Could this bring results? Possibly. But it ignores the huge money laundering elephant that is set slap bang in the EU’s room. The elephant that will tell anyone who will listen that if each and every bank and enforcement agency was genuinely concerned about money laundering we wouldn’t have the need for constant EU handwringing and proposals. But they appear not to be. So we have an endless procession of procedures and tough talk. And all the while the examples of unchecked money laundering on a vast scale keep coming to light.
September saw Thomas Borgen resign as CEO of Danske Bank, as the bank finally admitted that most of the €200 billion (£178 billion) that had passed through its Estonian branch between 2007 and 2015 was laundered money being moved illegally out of Russia, the UK and the British Virgin Islands. Weeks earlier, the Dutch bank ING paid €775M to settle an investigation that it had failed to detect money laundering. Last year saw Germany’s Deutsche Bank fined almost $700M for helping wealthy Russians move $10 billion out of the country and recent months have been punctuated by high-profile money laundering cases at banks in Malta, Latvia and Spain.

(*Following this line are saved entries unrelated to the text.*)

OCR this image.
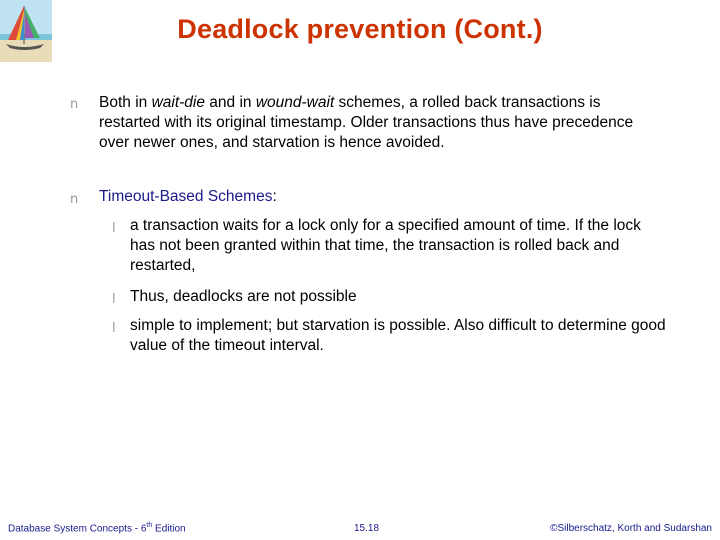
Deadlock prevention (Cont.)
n Both in wait-die and in wound-wait schemes, a rolled back transactions is restarted with its original timestamp. Older transactions thus have precedence over newer ones, and starvation is hence avoided.
n Timeout-Based Schemes:
l a transaction waits for a lock only for a specified amount of time. If the lock has not been granted within that time, the transaction is rolled back and restarted,
l Thus, deadlocks are not possible
l simple to implement; but starvation is possible. Also difficult to determine good value of the timeout interval.
Database System Concepts - 6th Edition	15.18	©Silberschatz, Korth and Sudarshan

In any other situation where criminal activity was known to be being conducted repeatedly on a large scale, the authorities would swoop. And they wouldn’t just make some enquiries and then hand out a large fine to an organisation. They would follow the chain of evidence, identify the individual or individuals responsible and prosecute them.
As a hypothetical example, if a group of three people who worked for the same bank could be proven to have murdered a number of people, they would be arrested, charged, prosecuted and (if the trial went as the authorities hoped) would be convicted and likely to spend a large number of years in prison. There wouldn’t be a lengthy enquiry that saw the bank they worked for given a hefty financial penalty while the three bad guys were left free to keep committing the crimes. So why is that the case with money laundering?

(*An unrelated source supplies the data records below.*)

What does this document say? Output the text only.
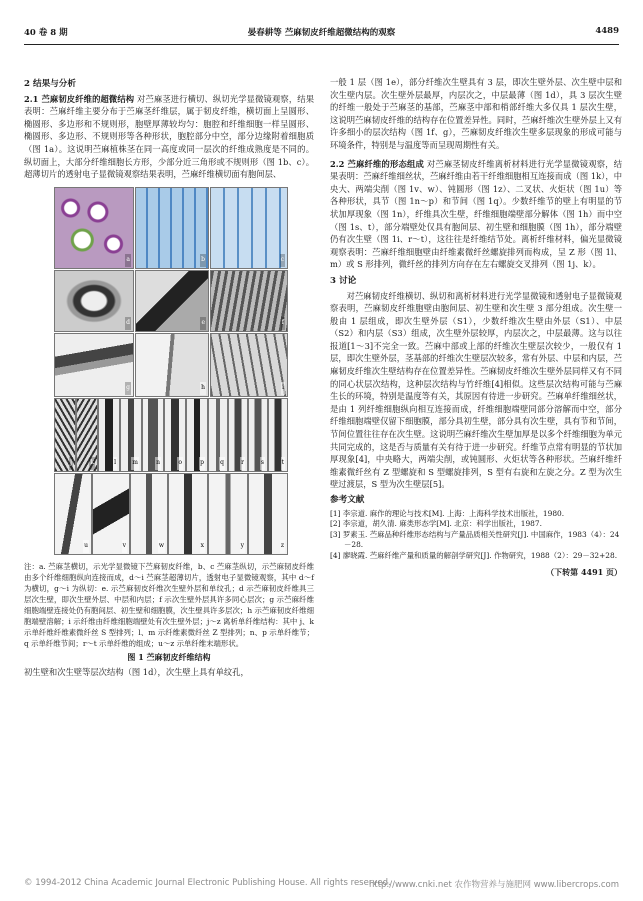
40 卷 8 期	晏春耕等 苎麻韧皮纤维超微结构的观察	4489
2 结果与分析

2.1 苎麻韧皮纤维的超微结构 对苎麻茎进行横切、纵切光学显微镜观察，结果表明：苎麻纤维主要分布于苎麻茎纤维层，属于韧皮纤维，横切面上呈圆形、椭圆形、多边形和不规则形，胞壁厚薄较均匀：胞腔和纤维细胞一样呈圆形、椭圆形、多边形、不规则形等各种形状，胞腔部分中空，部分边缘附着细胞质（图 1a）。这说明苎麻植株茎在同一高度或同一层次的纤维成熟度是不同的。纵切面上，大部分纤维细胞长方形，少部分近三角形或不规则形（图 1b、c）。超薄切片的透射电子显微镜观察结果表明，苎麻纤维横切面有胞间层、

a	b	c
d	e	f
g	h	i
j	k	l	m	n	o	p	q	r	s	t
u	v	w	x	y	z
注：a. 苎麻茎横切，示光学显微镜下苎麻韧皮纤维，b、c 苎麻茎纵切，示苎麻韧皮纤维由多个纤维细胞纵向连接而成，d～i 苎麻茎超薄切片，透射电子显微镜观察，其中 d～f 为横切，g～i 为纵切：e. 示苎麻韧皮纤维次生壁外层和单纹孔；d 示苎麻韧皮纤维具三层次生壁，即次生壁外层、中层和内层；f 示次生壁外层具许多同心层次；g 示苎麻纤维细胞端壁连接处仍有胞间层、初生壁和细胞膜，次生壁具许多层次；h 示苎麻韧皮纤维细胞端壁溶解；i 示纤维由纤维细胞端壁处有次生壁外层；j～z 离析单纤维结构：其中 j、k 示单纤维纤维素微纤丝 S 型排列；l、m 示纤维素微纤丝 Z 型排列；n、p 示单纤维节；q 示单纤维节间；r～t 示单纤维的组成；u～z 示单纤维末端形状。
图 1 苎麻韧皮纤维结构

初生壁和次生壁等层次结构（图 1d），次生壁上具有单纹孔，

一般 1 层（图 1e），部分纤维次生壁具有 3 层，即次生壁外层、次生壁中层和次生壁内层。次生壁外层最厚，内层次之，中层最薄（图 1d），具 3 层次生壁的纤维一般处于苎麻茎的基部，苎麻茎中部和梢部纤维大多仅具 1 层次生壁，这说明苎麻韧皮纤维的结构存在位置差异性。同时，苎麻纤维次生壁外层上又有许多细小的层次结构（图 1f、g），苎麻韧皮纤维次生壁多层现象的形成可能与环境条件，特别是与温度等而呈现周期性有关。

2.2 苎麻纤维的形态组成 对苎麻茎韧皮纤维离析材料进行光学显微镜观察，结果表明：苎麻纤维细丝状，苎麻纤维由若干纤维细胞相互连接而成（图 1k），中央大、两端尖削（图 1v、w）、钝圆形（图 1z）、二叉状、火炬状（图 1u）等各种形状，具节（图 1n～p）和节间（图 1q）。少数纤维节的壁上有明显的节状加厚现象（图 1n），纤维具次生壁，纤维细胞端壁部分解体（图 1h）而中空（图 1s、t），部分端壁处仅具有胞间层、初生壁和细胞膜（图 1h），部分端壁仍有次生壁（图 1i、r～t），这往往是纤维结节处。离析纤维材料，偏光显微镜观察表明：苎麻纤维细胞壁由纤维素微纤丝螺旋排列而构成，呈 Z 形（图 1l、m）或 S 形排列，微纤丝的排列方向存在左右螺旋交叉排列（图 1j、k）。

3 讨论

对苎麻韧皮纤维横切、纵切和离析材料进行光学显微镜和透射电子显微镜观察表明，苎麻韧皮纤维胞壁由胞间层、初生壁和次生壁 3 部分组成。次生壁一般由 1 层组成，即次生壁外层（S1），少数纤维次生壁由外层（S1）、中层（S2）和内层（S3）组成，次生壁外层较厚，内层次之，中层最薄。这与以往报道[1～3]不完全一致。苎麻中部或上部的纤维次生壁层次较少，一般仅有 1 层，即次生壁外层，茎基部的纤维次生壁层次较多，常有外层、中层和内层，苎麻韧皮纤维次生壁结构存在位置差异性。苎麻韧皮纤维次生壁外层同样又有不同的同心状层次结构，这种层次结构与竹纤维[4]相似。这些层次结构可能与苎麻生长的环境，特别是温度等有关，其原因有待进一步研究。苎麻单纤维细丝状，是由 1 列纤维细胞纵向相互连接而成，纤维细胞端壁同部分溶解而中空，部分纤维细胞端壁仅留下细胞膜，部分具初生壁，部分具有次生壁，具有节和节间，节间位置往往存在次生壁。这说明苎麻纤维次生壁加厚是以多个纤维细胞为单元共同完成的，这是否与质量有关有待于进一步研究。纤维节点常有明显的节状加厚现象[4]，中央略大，两端尖削，或钝圆形、火炬状等各种形状。苎麻纤维纤维素微纤丝有 Z 型螺旋和 S 型螺旋排列，S 型有右旋和左旋之分。Z 型为次生壁过渡层，S 型为次生壁层[5]。

参考文献
[1] 李宗道. 麻作的理论与技术[M]. 上海：上海科学技术出版社，1980.
[2] 李宗道，胡久清. 麻类形态学[M]. 北京：科学出版社，1987.
[3] 罗素玉. 苎麻品种纤维形态结构与产量品质相关性研究[J]. 中国麻作，1983（4）：24－28.
[4] 廖晓霞. 苎麻纤维产量和质量的解剖学研究[J]. 作物研究，1988（2）：29－32+28.
（下转第 4491 页）
© 1994-2012 China Academic Journal Electronic Publishing House. All rights reserved.
http://www.cnki.net 农作物营养与施肥网 www.libercrops.com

Regardless of whether the new EU proposals are introduced, the question has to be asked: are the authorities genuinely bothered about bringing to book the people who facilitate money laundering? There is little doubt that the powers that be are keen to strip people of what they believe to be the proceeds of crime. In our experience they often seem misguided or overzealous in doing this. But how many people working in the financial services industries have been prosecuted for laundering money for those who have earned it through crime? Have there been any?

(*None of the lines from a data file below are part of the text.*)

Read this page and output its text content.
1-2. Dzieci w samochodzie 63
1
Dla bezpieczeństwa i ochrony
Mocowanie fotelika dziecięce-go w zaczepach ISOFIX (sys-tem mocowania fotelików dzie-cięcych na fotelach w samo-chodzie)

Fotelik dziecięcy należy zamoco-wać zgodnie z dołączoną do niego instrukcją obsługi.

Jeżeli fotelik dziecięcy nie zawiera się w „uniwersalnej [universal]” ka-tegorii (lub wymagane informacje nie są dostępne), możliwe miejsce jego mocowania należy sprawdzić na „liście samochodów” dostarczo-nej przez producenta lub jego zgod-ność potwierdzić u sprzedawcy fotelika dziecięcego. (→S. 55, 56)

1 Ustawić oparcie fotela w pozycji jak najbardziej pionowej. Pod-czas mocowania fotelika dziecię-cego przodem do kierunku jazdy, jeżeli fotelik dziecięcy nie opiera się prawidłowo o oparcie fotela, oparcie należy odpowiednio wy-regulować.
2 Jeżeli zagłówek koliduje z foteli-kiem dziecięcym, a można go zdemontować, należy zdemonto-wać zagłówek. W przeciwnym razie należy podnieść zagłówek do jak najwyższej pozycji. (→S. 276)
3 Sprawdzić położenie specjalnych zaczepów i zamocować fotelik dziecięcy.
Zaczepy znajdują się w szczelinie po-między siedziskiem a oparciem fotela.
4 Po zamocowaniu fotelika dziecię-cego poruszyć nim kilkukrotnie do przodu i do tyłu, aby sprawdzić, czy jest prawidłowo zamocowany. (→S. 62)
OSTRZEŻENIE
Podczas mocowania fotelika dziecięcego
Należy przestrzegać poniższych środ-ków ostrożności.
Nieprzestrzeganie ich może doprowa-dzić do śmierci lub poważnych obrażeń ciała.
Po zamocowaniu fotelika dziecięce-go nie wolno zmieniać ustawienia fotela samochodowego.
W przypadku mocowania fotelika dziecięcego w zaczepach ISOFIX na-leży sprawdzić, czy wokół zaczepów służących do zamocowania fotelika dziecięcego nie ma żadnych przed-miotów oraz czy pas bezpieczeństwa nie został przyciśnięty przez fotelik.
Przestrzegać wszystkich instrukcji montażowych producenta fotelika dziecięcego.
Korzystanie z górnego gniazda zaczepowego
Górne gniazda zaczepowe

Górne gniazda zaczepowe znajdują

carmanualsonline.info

Tough talk about laundering may have some merit. After all, close cooperation between authorities must surely result in more effective detection of laundering. Yet detection hardly seems to be the answer. We already know that while one major money laundering operation is being uncovered the likelihood is that many, many more are functioning safe in the knowledge that they may never be detected. And those involved in the banking side of such operations can, it seems, continue to launder with impunity. Everything we know about laundering points to the fact that while the banks they work for may receive a costly slap on the wrists they themselves will escape prosecution.
So my argument is not that more measures to identify money laundering are unwelcome or unnecessary. It is that they are always going to be hugely ineffective as a deterrent if those who physically do the laundering are never prosecuted.
In the UK, we are seeing increased efforts by the authorities to take the assets of those who are believed to have obtained them from crime. Unexplained wealth orders are just the latest attempt to put anyone with suspect sources of wealth “on the spot’’. And that is an understandable strategy. But anyone with expensive houses, cars and a vast array of other costly assets bought with tainted money has only been able to do so because someone in a bank has helped launder that money. So would it not be more effective to go for them?
Efforts are constantly being made to respond to certain countries being awash with laundered money. But the priority seems to be taking that wealth from those who possess it while fining the banks involved. Would it not make more sense to go after the individuals in the banks who have enabled laundered cash to flood into countries? Maybe then the tap can be turned off and the flood of laundered money would become a trickle.